Pound to Dollar Rate Falls Ahead of ‘Freedom Day’ Announcement

Pound to Dollar Rate Moves Higher Following Fed Meeting Minutes

Concerns abounded last week that a sudden spike in Britain’s Covid-19 infection rate will force Prime Minister Boris Johnson to delay the full reopening of the economy scheduled for 21 June – with a decision due to be announced today. The pound subsequently slipped 0.3% to around 1.41 in the five days through Friday. This represented the second straight weekly decline for the pound vs dollar rate – which had traded as high as 1.4248 on 1 June – as the prospect of a delay to ‘Freedom Day’ soured sentiment.

With few major developments to influence the pound’s fortunes of late, investors were focused on key production releases from the UK economy on Friday. The Office for National Statistics (ONS) said Gross Domestic Product rose for the third consecutive month as lockdown restrictions were eased across the UK. The economy grew by 2.3% in April – the fastest pace since the July reopening from lockdown last year – as the easing of restrictions triggered a rebound in consumer spending. Overall GDP grew by 1.5% in the three months to April compared with the previous three months.

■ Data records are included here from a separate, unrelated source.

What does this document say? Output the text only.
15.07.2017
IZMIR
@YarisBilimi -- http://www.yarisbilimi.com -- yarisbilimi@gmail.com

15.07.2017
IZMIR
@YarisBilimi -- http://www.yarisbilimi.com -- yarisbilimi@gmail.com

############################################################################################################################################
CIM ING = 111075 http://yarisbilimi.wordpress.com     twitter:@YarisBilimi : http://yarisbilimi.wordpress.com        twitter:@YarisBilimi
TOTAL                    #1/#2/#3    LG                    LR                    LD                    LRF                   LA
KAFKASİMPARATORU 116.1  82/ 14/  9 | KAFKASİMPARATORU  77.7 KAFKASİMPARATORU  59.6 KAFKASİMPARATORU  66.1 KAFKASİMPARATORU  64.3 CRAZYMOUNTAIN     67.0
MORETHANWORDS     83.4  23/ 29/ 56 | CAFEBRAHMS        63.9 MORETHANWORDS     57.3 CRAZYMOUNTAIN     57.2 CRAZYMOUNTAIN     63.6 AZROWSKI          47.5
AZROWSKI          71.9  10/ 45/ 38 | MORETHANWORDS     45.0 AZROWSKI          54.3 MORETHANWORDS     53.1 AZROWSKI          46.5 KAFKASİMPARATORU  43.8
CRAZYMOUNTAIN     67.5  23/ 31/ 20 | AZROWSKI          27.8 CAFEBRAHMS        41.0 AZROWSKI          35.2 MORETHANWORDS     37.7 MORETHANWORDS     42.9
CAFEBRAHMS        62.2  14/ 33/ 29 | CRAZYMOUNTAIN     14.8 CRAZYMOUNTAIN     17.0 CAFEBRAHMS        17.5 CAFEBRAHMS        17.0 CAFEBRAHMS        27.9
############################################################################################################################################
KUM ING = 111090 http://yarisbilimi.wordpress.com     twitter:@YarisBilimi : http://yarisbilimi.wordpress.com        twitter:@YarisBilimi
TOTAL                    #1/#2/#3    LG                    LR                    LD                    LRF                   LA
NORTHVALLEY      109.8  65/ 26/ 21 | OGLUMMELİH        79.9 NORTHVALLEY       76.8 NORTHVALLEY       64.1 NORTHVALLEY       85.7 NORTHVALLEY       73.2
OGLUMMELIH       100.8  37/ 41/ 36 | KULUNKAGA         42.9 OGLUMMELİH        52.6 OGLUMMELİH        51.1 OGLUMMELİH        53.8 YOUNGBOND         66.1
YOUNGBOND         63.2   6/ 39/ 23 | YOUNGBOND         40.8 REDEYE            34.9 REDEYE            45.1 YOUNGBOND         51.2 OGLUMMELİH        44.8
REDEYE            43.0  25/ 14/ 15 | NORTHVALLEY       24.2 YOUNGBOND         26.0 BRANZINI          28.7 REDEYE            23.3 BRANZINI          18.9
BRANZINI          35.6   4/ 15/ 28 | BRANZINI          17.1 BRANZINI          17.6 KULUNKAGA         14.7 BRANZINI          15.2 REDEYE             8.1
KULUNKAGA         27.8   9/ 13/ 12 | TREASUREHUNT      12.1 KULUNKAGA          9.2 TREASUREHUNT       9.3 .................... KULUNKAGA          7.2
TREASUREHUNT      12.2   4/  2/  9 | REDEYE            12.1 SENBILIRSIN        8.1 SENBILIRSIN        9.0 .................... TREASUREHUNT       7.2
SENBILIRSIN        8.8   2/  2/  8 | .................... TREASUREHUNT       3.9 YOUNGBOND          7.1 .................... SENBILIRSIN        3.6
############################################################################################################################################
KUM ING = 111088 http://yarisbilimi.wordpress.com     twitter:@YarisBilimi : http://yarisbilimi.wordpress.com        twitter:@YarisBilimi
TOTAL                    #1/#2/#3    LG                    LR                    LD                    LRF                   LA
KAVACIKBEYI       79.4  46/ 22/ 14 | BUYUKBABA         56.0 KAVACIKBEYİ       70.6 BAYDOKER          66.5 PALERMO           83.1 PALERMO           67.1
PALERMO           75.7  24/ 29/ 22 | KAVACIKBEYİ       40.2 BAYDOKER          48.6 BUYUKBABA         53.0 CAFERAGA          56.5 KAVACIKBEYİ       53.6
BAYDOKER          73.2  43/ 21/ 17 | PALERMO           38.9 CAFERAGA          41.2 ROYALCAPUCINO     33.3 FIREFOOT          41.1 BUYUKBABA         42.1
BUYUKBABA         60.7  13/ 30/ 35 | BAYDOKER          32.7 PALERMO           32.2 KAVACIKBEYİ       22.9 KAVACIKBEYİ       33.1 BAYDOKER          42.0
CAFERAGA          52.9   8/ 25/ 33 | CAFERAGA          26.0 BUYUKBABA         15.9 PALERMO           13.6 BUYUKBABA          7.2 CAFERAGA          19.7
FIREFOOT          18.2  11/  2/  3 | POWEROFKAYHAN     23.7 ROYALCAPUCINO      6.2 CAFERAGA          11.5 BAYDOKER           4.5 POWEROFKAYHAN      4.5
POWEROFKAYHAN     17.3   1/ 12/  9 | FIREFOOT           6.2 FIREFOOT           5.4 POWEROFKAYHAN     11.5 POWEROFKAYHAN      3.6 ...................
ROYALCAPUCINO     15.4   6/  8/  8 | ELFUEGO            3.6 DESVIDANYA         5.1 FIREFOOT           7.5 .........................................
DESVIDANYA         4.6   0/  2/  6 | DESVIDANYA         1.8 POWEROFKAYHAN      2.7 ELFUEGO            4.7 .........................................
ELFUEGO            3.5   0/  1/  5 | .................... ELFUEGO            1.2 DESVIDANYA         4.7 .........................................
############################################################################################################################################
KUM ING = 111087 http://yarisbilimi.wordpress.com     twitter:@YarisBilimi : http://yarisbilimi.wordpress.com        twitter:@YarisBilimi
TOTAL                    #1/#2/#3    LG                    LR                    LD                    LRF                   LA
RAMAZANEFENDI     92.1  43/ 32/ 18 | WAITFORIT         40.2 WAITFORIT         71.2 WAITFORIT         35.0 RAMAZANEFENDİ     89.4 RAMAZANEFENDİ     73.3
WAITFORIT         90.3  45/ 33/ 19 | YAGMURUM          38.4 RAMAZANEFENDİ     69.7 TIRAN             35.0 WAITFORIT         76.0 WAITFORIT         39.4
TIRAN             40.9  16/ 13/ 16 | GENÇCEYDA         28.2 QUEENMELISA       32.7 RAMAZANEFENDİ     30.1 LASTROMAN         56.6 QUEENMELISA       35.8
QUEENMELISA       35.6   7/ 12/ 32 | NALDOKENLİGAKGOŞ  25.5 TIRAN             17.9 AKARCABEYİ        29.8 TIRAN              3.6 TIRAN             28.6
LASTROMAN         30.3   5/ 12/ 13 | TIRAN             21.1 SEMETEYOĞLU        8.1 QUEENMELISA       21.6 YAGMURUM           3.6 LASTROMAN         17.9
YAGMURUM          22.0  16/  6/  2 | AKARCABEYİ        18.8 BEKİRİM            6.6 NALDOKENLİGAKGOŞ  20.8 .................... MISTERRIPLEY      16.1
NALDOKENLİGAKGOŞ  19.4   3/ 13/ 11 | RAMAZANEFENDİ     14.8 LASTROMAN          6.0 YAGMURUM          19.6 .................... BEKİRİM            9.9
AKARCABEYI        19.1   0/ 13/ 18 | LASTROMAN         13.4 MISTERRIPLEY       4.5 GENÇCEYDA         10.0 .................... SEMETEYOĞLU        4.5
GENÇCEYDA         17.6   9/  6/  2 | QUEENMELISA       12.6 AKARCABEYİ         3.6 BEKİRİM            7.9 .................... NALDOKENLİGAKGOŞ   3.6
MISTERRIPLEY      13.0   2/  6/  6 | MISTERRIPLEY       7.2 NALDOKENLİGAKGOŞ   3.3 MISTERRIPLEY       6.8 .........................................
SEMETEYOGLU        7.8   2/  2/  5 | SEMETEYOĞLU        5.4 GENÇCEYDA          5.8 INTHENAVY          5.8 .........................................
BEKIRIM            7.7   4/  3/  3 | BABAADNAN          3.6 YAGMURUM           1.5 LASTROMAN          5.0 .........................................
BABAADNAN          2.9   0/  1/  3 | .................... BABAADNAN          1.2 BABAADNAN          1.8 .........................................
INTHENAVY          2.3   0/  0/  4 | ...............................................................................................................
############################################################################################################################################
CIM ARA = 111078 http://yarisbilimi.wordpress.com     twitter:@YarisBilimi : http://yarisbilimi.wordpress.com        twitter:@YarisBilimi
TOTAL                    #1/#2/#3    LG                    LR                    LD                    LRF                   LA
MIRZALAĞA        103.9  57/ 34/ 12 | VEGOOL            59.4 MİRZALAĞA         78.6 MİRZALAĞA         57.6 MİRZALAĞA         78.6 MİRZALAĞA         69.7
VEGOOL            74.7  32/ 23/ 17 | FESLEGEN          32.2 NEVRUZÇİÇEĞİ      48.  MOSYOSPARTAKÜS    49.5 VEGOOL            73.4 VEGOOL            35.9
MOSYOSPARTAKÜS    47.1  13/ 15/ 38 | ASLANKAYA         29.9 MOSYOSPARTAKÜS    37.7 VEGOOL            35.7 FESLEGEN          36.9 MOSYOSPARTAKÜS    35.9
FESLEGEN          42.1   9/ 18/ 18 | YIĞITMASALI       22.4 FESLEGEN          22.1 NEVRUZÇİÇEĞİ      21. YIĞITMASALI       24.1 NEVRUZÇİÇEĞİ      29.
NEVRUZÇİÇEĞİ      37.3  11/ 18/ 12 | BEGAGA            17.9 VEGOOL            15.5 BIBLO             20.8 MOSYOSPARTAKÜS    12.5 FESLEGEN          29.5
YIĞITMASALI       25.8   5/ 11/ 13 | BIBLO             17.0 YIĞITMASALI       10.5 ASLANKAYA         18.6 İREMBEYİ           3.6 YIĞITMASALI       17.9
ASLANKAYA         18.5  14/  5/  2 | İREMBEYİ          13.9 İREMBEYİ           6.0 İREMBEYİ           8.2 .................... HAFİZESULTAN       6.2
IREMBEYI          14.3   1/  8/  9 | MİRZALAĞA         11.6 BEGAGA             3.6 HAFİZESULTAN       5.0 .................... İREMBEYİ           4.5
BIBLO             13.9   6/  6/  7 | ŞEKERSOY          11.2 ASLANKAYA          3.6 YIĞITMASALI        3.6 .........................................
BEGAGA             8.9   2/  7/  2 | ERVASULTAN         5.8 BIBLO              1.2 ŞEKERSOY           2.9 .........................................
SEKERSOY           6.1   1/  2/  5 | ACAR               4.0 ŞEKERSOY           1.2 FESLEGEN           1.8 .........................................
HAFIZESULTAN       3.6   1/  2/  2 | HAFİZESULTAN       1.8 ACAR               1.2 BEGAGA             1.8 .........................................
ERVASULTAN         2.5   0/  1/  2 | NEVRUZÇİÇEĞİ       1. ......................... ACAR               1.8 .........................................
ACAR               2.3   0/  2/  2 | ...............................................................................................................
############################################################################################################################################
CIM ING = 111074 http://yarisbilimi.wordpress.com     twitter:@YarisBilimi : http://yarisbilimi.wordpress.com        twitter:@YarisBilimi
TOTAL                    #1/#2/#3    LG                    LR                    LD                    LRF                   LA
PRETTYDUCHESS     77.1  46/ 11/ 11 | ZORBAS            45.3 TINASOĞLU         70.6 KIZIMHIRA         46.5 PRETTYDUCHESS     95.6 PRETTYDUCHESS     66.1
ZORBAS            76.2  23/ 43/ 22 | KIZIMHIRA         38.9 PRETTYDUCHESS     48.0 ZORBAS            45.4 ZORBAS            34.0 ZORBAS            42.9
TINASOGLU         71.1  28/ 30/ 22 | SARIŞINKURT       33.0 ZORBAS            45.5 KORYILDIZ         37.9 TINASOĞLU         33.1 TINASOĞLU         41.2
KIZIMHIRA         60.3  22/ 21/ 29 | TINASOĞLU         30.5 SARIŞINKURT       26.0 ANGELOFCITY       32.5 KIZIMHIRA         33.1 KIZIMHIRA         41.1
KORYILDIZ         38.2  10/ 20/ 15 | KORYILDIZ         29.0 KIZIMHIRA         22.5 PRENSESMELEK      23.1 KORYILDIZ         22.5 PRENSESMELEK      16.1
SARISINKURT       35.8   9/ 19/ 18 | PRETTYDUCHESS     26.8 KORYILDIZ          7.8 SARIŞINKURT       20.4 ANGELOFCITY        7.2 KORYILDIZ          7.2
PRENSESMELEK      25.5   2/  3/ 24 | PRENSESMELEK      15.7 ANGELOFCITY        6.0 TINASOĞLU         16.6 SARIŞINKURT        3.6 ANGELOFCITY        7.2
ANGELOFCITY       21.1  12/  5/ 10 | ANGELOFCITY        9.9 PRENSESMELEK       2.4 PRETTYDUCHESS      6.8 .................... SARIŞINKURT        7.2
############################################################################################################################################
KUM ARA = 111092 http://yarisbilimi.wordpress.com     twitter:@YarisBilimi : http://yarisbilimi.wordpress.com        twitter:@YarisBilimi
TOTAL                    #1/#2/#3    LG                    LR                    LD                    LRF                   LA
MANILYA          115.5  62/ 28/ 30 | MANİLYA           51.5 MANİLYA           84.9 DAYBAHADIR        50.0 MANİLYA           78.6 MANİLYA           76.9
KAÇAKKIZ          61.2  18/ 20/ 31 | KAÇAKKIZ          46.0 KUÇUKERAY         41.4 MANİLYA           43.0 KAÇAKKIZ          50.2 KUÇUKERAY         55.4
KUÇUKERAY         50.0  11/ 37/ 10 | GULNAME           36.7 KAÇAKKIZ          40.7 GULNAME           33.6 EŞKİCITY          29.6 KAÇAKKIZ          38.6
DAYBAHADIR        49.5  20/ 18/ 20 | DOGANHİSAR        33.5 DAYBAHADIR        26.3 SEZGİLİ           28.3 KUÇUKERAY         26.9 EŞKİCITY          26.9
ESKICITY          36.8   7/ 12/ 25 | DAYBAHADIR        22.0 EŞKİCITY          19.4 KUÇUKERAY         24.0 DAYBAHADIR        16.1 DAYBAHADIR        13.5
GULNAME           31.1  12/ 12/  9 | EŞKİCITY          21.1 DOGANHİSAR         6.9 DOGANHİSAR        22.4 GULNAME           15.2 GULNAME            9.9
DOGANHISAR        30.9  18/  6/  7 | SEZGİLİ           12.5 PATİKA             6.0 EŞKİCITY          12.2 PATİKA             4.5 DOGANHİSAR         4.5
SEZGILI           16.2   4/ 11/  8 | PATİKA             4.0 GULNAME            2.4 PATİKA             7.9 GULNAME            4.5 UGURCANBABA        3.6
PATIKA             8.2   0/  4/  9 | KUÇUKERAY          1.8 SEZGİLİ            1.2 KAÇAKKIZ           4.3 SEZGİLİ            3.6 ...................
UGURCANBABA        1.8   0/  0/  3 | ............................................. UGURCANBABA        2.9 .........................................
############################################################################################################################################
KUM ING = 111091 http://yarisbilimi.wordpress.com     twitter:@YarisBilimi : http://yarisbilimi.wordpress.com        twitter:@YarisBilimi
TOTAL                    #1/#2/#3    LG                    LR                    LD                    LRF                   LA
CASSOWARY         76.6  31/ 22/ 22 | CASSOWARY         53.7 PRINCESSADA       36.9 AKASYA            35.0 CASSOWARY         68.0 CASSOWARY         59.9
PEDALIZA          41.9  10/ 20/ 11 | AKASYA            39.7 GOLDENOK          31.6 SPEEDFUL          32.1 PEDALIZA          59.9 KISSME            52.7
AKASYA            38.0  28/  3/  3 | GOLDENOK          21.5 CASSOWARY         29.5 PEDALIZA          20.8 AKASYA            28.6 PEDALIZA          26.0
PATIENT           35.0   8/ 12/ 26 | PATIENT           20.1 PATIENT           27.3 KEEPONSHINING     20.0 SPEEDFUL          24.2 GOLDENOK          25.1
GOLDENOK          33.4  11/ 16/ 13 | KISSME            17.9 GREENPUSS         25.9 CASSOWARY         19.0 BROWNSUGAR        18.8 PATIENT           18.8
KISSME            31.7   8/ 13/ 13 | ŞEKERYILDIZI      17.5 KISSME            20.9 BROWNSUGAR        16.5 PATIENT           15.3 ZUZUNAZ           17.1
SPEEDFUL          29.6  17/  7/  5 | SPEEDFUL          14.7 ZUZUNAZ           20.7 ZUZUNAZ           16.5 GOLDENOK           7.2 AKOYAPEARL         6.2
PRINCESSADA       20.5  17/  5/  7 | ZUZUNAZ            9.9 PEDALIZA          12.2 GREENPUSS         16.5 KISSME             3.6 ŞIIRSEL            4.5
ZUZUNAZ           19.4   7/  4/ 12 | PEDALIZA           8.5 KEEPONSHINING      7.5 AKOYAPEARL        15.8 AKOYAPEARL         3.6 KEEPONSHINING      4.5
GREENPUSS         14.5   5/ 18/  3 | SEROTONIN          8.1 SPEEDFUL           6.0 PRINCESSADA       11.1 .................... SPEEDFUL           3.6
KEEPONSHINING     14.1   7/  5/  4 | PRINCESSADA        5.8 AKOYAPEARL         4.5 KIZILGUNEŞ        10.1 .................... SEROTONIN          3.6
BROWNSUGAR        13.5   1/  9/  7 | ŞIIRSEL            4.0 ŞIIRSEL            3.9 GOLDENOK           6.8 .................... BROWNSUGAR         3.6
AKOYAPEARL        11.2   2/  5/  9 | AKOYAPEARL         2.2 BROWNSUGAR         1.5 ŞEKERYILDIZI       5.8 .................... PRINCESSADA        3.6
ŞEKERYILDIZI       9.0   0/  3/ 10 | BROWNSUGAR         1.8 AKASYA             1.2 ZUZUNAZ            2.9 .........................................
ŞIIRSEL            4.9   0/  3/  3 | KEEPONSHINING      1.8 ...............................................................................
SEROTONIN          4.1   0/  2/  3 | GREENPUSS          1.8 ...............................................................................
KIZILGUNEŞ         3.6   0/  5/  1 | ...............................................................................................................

According to the latest ONS growth overview, the construction sector slumped by 2% in April following notable growth in March, while industrial production slipped by 1.3%.

Dollar steadies

The dollar found itself on firmer footing on Friday following a week in which currency markets had been sluggish in anticipation of key US consumer price data. However, when the CPI came in above expectations, they appeared to shrug it off. The Federal Reserve has repeatedly said it expects any rise in inflation to be a temporary blip and that it is too early to discuss scaling back its fiscal stimulus programme. Consumer prices rose 5% year-on-year in May, the biggest leap in almost 13 years, the US Department of Labour Statistics said on Thursday.

US consumer sentiment grew more than expected in June, the University of Michigan said on Friday. The Michigan Consumer Sentiment Index rose to 86.4 from 82.9 in May and 78.1 in June last year.

Looking ahead

A quiet day in the economic calendar on both sides of the pond means investors must wait until tomorrow for the first releases of note, which include: the UK Claimant Count Change for May, the UK ILO Unemployment Rate for the three months to April, and US Retail Sales.

Investors in the dollar are looking ahead to the Federal Open Market Committee meeting on Thursday for clues around the central bank’s strategy for reducing its massive bond-buying programme.